What Can Defense and Security Learn from the COVID-19 Pandemic?

Given my previous article on what the United Kingdom’s National Health Service (NHS) could learn from defense, and how it’s not just logistics manpower but logistical skills that can be transferred, it may be pertinent to consider how defense can learn from the pandemic.

This goes beyond the lessons of logistics and planning that the military has had the opportunity to exercise to their full extent. It includes security issues, such as the socio-economics of society and telecommunications. There has been a peacetime surge of demand on services and the bandwidth of networks and systems have exceeded much of their planned usage. This helps organisations such as the Centre for the Protection of National Infrastructure identify issues with resilience of these systems. It also helps identify the organisations that need support to keep these systems operating.

Many individuals have, sometimes to their surprise, been identified as key-workers or ‘essential’ staff. The presence of shop workers and teachers on those lists wasn’t something found during fuel strikes or other periods where the military has had to provide aid to the civil powers.

Private Liscombe and Lance Corporal Sanjiv Rai both from 4 Close Support Squadron on their first drop off of the day at Epsom General Hospital in support of the NHS in saving vital life saving equipment.

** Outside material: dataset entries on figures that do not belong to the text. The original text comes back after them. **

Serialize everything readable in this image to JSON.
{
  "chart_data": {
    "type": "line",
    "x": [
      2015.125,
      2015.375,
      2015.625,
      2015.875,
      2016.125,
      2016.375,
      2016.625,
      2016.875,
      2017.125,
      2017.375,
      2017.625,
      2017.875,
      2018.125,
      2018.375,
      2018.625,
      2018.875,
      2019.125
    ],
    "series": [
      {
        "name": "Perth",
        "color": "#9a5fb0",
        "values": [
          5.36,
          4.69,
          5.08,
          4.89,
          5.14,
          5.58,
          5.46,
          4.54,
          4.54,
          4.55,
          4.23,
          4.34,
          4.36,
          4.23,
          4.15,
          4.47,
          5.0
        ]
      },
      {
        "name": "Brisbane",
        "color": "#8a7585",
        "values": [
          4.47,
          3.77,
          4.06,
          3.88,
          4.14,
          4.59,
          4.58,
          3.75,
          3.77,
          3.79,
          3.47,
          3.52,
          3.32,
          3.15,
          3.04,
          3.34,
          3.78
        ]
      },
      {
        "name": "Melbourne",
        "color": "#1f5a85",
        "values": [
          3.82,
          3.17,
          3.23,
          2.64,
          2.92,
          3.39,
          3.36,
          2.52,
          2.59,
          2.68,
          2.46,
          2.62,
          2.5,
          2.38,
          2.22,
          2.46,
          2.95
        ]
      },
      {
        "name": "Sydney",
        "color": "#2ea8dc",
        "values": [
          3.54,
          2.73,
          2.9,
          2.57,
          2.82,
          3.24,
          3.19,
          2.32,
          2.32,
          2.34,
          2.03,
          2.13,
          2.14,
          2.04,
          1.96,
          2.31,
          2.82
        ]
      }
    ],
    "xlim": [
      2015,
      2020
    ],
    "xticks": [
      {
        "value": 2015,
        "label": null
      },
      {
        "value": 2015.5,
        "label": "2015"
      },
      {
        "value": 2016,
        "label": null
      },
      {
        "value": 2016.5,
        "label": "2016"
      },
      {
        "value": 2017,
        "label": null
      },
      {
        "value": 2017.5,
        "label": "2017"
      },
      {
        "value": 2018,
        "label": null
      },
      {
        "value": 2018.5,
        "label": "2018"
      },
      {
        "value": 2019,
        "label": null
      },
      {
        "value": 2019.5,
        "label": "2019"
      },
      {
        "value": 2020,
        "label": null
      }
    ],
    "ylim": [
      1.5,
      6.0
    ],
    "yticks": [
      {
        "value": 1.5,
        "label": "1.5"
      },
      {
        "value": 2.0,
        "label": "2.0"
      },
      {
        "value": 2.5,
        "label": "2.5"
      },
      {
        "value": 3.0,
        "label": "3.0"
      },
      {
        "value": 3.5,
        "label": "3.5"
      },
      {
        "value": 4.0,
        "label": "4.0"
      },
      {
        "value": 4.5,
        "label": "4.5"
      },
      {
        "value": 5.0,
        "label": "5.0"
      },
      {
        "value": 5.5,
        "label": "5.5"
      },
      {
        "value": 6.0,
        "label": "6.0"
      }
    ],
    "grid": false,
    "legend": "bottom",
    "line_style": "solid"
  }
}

There has been an opportunity to mobilise reserves, and identify those reserves who may actually be in occupations not usually on a ‘reserved occupation’ list as seen in wartime. The conflicts that exist between civil and military demands on medical services have had to be balanced and, in the case of reservists working in the UK’s NHS, they’ve had to prioritise the role they take.

Using defense establishments for secondary and supplementary purposes has also had to happen. Facilities have had to close that would remain open even during wartime – the British Army’s training locations have been impacted as much as anywhere else.

Figure from the PNAS paper showing the transmission routes using phylogenetic networks

https://www.cam.ac.uk/research/news/covid-19-genetic-network-analysis-provides-snapshot-of-pandemic-origins
Transmission routes snapshot (Forster et al)

There are also opportunities to learn from the pandemic itself: What level of contact do people have? How quickly does our understanding of social networks come into play and how does it overlap with virology? There have always been crossovers but the likes of Dstl (previously the Defence Science and Technology Laboratory in the UK) and Public Health England have a large amount of data to examine in the months and years to come. This information could inform the future plotting of the spread of biological agents if were one ever to be employed on UK soil by an aggressor. This learning, on top of the attacks using a nerve agent in Salisbury in 2018, gives the agencies real-life examples of situations that have had to be simulated previously.

Whilst COVID-19 and the devastation it has wreaked on so many lives is not something that can ever be considered to have a positive side, it does have lessons that the defense and security sector can learn from in the future, and they must!